Valor Econômico, v. 20, n. 4979, 11/04/2020. Especial, p. A12
Canal de saída da crise é incógnita
Hugo Passarelli
Enquanto o surto do novo coronavírus leva os governos de todo o mundo a traçar às pressas planos para evitar falências em massa e garantir a renda dos mais vulneráveis, os economistas começam a debater por quais canais será a feita a saída da crise. Sem precedentes no mundo neste século, o choque deverá exigir uma ação mais prolongada, não se restringindo a medidas de curto prazo.
Um dos maiores desafios é garantir que as medidas adotadas para enfrentar a turbulências não deixem uma conta insustentável e, ao mesmo tempo, sejam suficientes para evitar danos mais duradouros à economia. “Seja para onde formos, se tivermos decisões econômicas bem focadas e muito cuidadosas, o custo vai menor”, afirma Luiz Guilherme Schymura, diretor do Instituto Brasileiro de Economia da Fundação Getulio Vargas (Ibre/FGV).
O exemplo da crise de 2008 é frequentemente lembrado pelos analistas. O Brasil enfrentou o período com relativa tranquilidade, mas o conjunto de medidas adotadas à época baseou-se em vultosas desonerações e forte expansão do crédito público.
Embora o pacote tenha contribuído para um crescimento de 7,5% do Produto Interno Bruto (PIB) em 2010, o modelo foi levado à exaustão nos anos seguintes e é um dos responsáveis pela crise de 2015 e 2016, ainda não superada.
Nesse ponto, o plano de socorro atual tem vantagens. As desonerações anunciadas até agora são de R$ 12 bilhões, e representam apenas 0,17% de um total de 7,8% do Produto Interno Bruto (PIB) do conjunto de estímulos.
O que é novo da crise atual é a inédita adoção de isolamento social em grandes proporções, o que tem derrubado a atividade econômica por aqui e mundo afora. “Não vejo discussão sobre como vamos fazer a transição do isolamento social.
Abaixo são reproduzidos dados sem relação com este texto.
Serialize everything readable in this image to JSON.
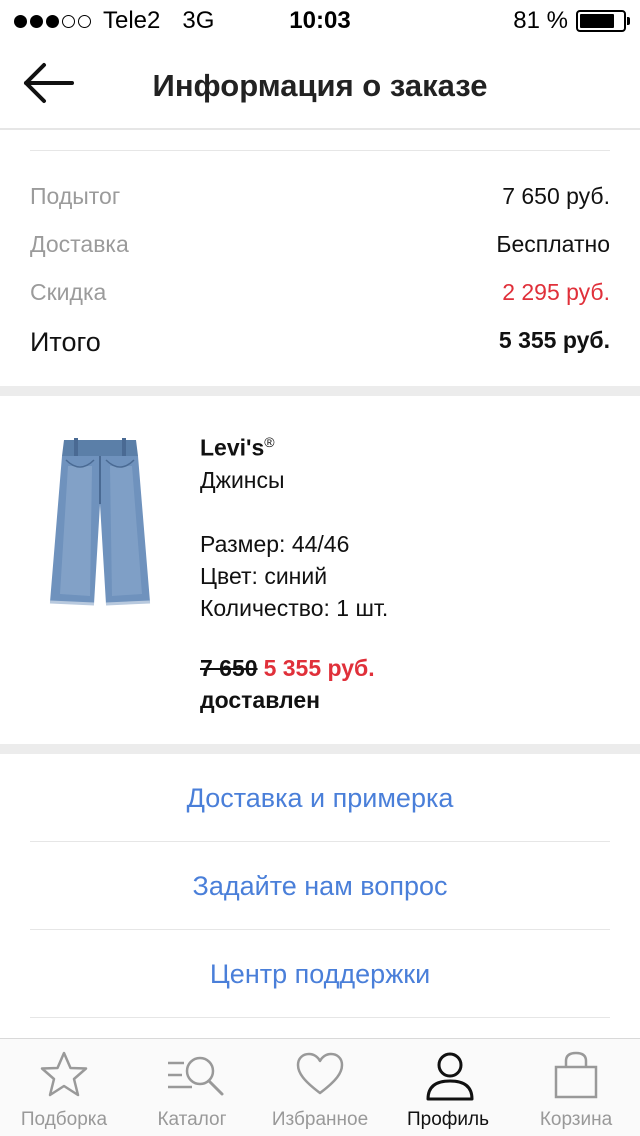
{
  "status_bar": {
    "carrier": "Tele2",
    "network": "3G",
    "time": "10:03",
    "battery_text": "81 %",
    "battery_level": 0.81,
    "signal_filled": 3,
    "signal_total": 5
  },
  "header": {
    "back_icon": "arrow-left-icon",
    "title": "Информация о заказе"
  },
  "totals": {
    "subtotal_label": "Подытог",
    "subtotal_value": "7 650 руб.",
    "delivery_label": "Доставка",
    "delivery_value": "Бесплатно",
    "discount_label": "Скидка",
    "discount_value": "2 295 руб.",
    "total_label": "Итого",
    "total_value": "5 355 руб."
  },
  "product": {
    "image_icon": "jeans-image",
    "brand": "Levi's",
    "brand_mark": "®",
    "name": "Джинсы",
    "size": "Размер: 44/46",
    "color": "Цвет: синий",
    "quantity": "Количество: 1 шт.",
    "old_price": "7 650",
    "new_price": "5 355 руб.",
    "status": "доставлен"
  },
  "links": [
    {
      "label": "Доставка и примерка"
    },
    {
      "label": "Задайте нам вопрос"
    },
    {
      "label": "Центр поддержки"
    }
  ],
  "tabbar": {
    "tabs": [
      {
        "label": "Подборка",
        "icon": "star-icon",
        "active": false
      },
      {
        "label": "Каталог",
        "icon": "catalog-search-icon",
        "active": false
      },
      {
        "label": "Избранное",
        "icon": "heart-icon",
        "active": false
      },
      {
        "label": "Профиль",
        "icon": "profile-icon",
        "active": true
      },
      {
        "label": "Корзина",
        "icon": "bag-icon",
        "active": false
      }
    ]
  },
  "colors": {
    "accent_link": "#4a7fd9",
    "sale_red": "#e0303a",
    "muted_label": "#9b9b9b"
  }
}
Sem essa medida não tem jeito [de conter a disseminação do vírus], mas não sabemos o quanto a economia suporta”, afirma Schymura.
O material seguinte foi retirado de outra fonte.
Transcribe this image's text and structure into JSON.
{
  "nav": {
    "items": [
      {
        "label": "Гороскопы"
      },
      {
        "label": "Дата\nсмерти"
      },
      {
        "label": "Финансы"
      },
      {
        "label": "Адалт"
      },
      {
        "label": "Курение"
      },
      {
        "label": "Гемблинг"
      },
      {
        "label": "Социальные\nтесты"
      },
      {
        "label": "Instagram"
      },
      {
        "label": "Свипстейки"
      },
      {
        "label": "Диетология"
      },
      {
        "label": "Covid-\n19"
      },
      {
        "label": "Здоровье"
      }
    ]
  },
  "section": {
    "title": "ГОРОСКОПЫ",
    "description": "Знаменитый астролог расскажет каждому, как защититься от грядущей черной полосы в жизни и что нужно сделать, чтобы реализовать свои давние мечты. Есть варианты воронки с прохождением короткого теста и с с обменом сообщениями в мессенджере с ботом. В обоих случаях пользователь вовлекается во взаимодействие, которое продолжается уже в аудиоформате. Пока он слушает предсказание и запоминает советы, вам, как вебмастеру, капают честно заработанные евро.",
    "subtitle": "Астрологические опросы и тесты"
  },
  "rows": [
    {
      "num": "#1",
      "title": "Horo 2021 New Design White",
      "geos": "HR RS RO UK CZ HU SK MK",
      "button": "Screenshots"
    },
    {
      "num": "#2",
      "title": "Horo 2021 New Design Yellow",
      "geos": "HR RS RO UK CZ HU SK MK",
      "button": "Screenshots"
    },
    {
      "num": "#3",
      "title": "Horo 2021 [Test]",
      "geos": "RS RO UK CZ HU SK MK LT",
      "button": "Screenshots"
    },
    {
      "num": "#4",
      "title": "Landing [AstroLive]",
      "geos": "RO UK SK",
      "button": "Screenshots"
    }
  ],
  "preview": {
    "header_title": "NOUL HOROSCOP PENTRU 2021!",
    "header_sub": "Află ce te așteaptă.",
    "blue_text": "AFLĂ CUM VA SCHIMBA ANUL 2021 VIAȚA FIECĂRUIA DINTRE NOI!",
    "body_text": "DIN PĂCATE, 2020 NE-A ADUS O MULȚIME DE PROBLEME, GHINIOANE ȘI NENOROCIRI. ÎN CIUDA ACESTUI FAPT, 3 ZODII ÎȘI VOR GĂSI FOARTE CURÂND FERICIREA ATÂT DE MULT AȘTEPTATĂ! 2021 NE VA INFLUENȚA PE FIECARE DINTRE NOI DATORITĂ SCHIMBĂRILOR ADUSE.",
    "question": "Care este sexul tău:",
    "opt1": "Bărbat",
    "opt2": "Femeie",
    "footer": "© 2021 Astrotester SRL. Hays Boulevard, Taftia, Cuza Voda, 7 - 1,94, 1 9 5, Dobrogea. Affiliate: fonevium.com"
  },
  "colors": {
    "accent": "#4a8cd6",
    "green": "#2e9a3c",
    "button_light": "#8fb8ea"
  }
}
O pesquisador associado do Ibre/FGV, Nelson Barbosa, alerta que, passada a fase mais aguda de fraqueza da atividade, será imprescindível adotar políticas mais prolongadas para normalizar o ritmo da economia. “Há a ilusão de que a economia funciona como um ‘liga e desliga’. Com um déficit primário de mais de R$ 500 bilhões, famílias com menor renda e endividadas, a incerteza será elevada”, afirma o ex-ministro da Fazenda.
Os economistas também defendem que, à medida em que a crise peça por atuação mais forte dos governos, demandas da sociedade por serviços públicos de saúde devem se cristalizar. “A crise está colocando o papel do Estado como garantidor de risco na saúde e na renda”, diz Manoel Pires, pesquisador do Ibre/FGV.
Ao mesmo tempo, será necessária a regulação de instrumentos financeiros mais sofisticados, como faz o Federal Reserve (Fed, o Banco Central americano).
“O ideal é que o BC participasse mais, mas isso não é fácil de implementar. Mesmo que atrasados, é importante que da crise saiam canais mais rápidos de atuação”, afirma Barbosa.
O pesquisador sugere um modelo em que as operações de crédito envolvam três agentes - empresas, bancos e o Banco Central. “O banco vai estar autorizado a operar em determinadas condições de crédito. O BC, por sua vez, vai comprar e carregar esse empréstimo da instituição financeira”, explica ele.